Pass rates aren’t the only numbers that have recently risen. According to Shaw, about 90 students usually take the Writing Proficiency Exam, or WPE, each semester. This fall 140 students took it.

“There are at least two possibilities contributing to the higher pass rate, one of which is [Writing and Literature Professor] Dan Towner’s two Expo classes,” said Shaw. He noted that 40 of the students taking the exam were enrolled in Towner’s Exposition and Analysis courses—which focus on persuasive writing—and that the pass rate for those students was “very high.”

Another contributing factor in the pass rate could also be the increase in the number of students who visit on of Shaw’s “prep sessions.”

“Out of all of the students —and there were at least 35, maybe more—who took the prep sessions, all but two passed,” he said. “If  you go in for a prep session, your odds are going to be much higher because you’ll learn exactly what the readers are looking for. The odds will also be higher coming out of an Expo class that focuses for a part of the course on the Writing Proficiency Exam.”

Shaw noted that by spring 2014, the exam will probably become embedded into all the Expo sections.
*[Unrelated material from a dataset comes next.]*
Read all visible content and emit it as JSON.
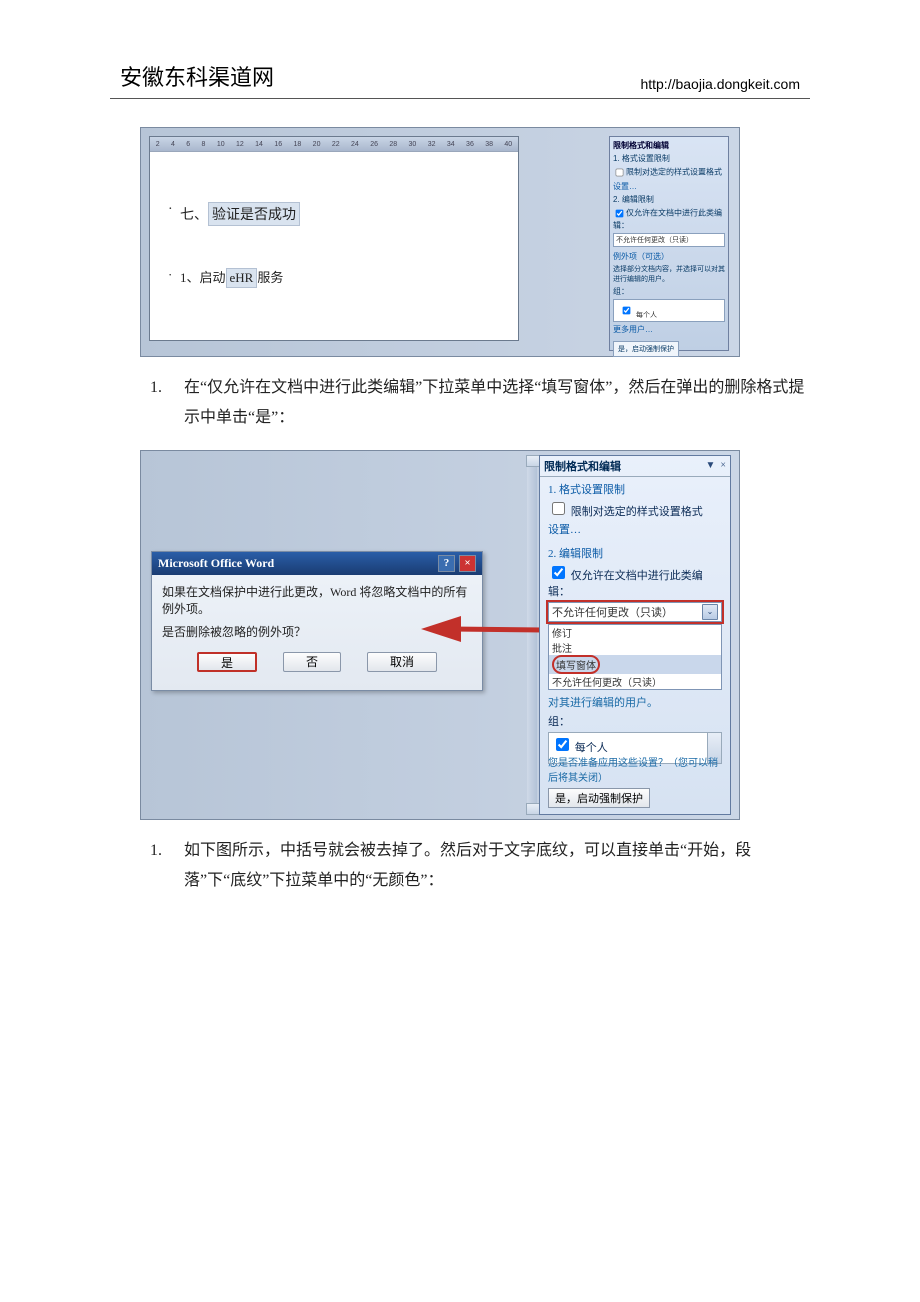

“Three of us are teaching Expo in the spring, Jacque Langley, Jeff Bickerstaff, and I,” said Shaw. “We are embedding into our syllabi language related directly to the writing proficiency exam.”

He said he hopes that eventually the WPE will serve as the final exam for Expo classes, worth perhaps 20 percent of the final grade. This is to encourage more students to take the test when they take the class, and to prevent having seniors trying to pass the graduation requirement in their last semester prior to graduation.

Students who fail the exam get one more chance in another semester before having to take the class Self-Sufficient Writer, which will also fulfill their requirement.  Students can also elect to take Self-Sufficient Writer after failing the exam once.  “It is important to note,” Shaw said, “that to qualify for Self-Sufficient Writer, you must have taken that exam at least once.”
Shaw also hopes to streamline and quicken the grading process for the exam.

Currently, students have to wait about three weeks to find out if they passed, which can be problematic if they are trying to figure out schedules for next semester and suddenly have to fit in Self-Sufficient Writer.

The current system of grading involves having each exam read by two professors from a wide range of departments—including Writing and Literature, Humanities, Behavioral Sciences, Education, Mathematics, and Environmental Sciences. Each professor grades the exam individually, and if there is disagreement  on whether it passes or not, it goes on to a third reader. The authors of the exams are kept confidential.

“We get a packet of exams and  we have a week to read them and turn them around,” said Shaw. “Then you get another packet.And then there is a third packet consisting of exams needing a third reader. So that’s three weeks.”

Shaw would like to set up the grading of the WPE so it can all be graded in one day, by a group of professors sitting around a table working on it together.

“What we would like to see is almost a hundred percent pass rate; obviously we would like to see that,” he said. “All of us readers hope each exam we pick up is going to be lovely and brilliant and pass. We really want people to succeed.”